Implement IsPartialOrderCoveringDigraph property and add CoveringDigraph versions for other properties

[reiniscirpons]

It would be useful to implement IsPartialOrderCoveringDigraph and IsLatticeCoveringDigraph properties which check that a given digraph is the covering relation (the reflexive transitive reduction) of some partial order or lattice respectively. In a similar vein, CoveringDigraph versions of any other order properties in Chapter 6.4 of the Digraphs documentation. See also issue #84 for a discussion of properties of lattices and some suggestions relating to covering relations.

The motivation behind this is that the IsPartialOrderDigraph and IsLatticeDigraph properties both require that the underlying digraph is transitive.

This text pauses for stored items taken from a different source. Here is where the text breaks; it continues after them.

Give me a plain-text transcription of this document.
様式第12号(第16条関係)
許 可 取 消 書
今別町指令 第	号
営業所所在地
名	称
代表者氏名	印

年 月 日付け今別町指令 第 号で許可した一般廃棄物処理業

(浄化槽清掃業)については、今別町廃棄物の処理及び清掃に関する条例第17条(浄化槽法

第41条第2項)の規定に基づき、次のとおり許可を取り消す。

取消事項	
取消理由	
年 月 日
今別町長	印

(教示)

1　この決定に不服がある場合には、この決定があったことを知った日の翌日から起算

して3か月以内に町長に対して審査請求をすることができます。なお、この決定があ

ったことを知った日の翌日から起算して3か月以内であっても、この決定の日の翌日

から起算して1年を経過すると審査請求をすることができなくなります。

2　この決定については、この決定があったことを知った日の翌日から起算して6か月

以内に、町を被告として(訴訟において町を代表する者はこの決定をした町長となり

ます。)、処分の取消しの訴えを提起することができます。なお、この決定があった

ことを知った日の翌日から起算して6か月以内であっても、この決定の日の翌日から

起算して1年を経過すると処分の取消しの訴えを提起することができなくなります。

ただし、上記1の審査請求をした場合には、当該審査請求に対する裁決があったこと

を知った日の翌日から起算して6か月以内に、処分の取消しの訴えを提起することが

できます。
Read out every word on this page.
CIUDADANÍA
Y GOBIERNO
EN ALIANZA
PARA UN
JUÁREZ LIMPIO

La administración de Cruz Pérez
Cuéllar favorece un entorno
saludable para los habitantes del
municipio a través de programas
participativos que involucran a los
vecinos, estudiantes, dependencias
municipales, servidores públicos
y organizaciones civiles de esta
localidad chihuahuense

This matches the mathematical definition, however the covering relation (transitive reflexive reduction) of a partial order or lattice often has dramatically less edges. By extension there are often more efficient algorithms to check if a given digraph is the covering relation of some partial order or lattice.

As an example, consider the full binary tree of height 14:

gap> T := BinaryTree(14);
<immutable digraph with 16383 vertices, 16382 edges>
gap> S := DigraphReflexiveTransitiveClosure(T);
<immutable preorder digraph with 16383 vertices, 212993 edges>

Note that T has an order of magnitude less edges than S. See also this stack exchange post on testing if a DAG is a lattice, the top answer discusses checking if the graph is the covering relation of a lattice for improving the time taken.

A further suggestion would be to implement versions of the properties which accept an arbitrary subrelation of a partial order or lattice. I.e. a digraph whose reflexive transitive closure is a partial order or lattice.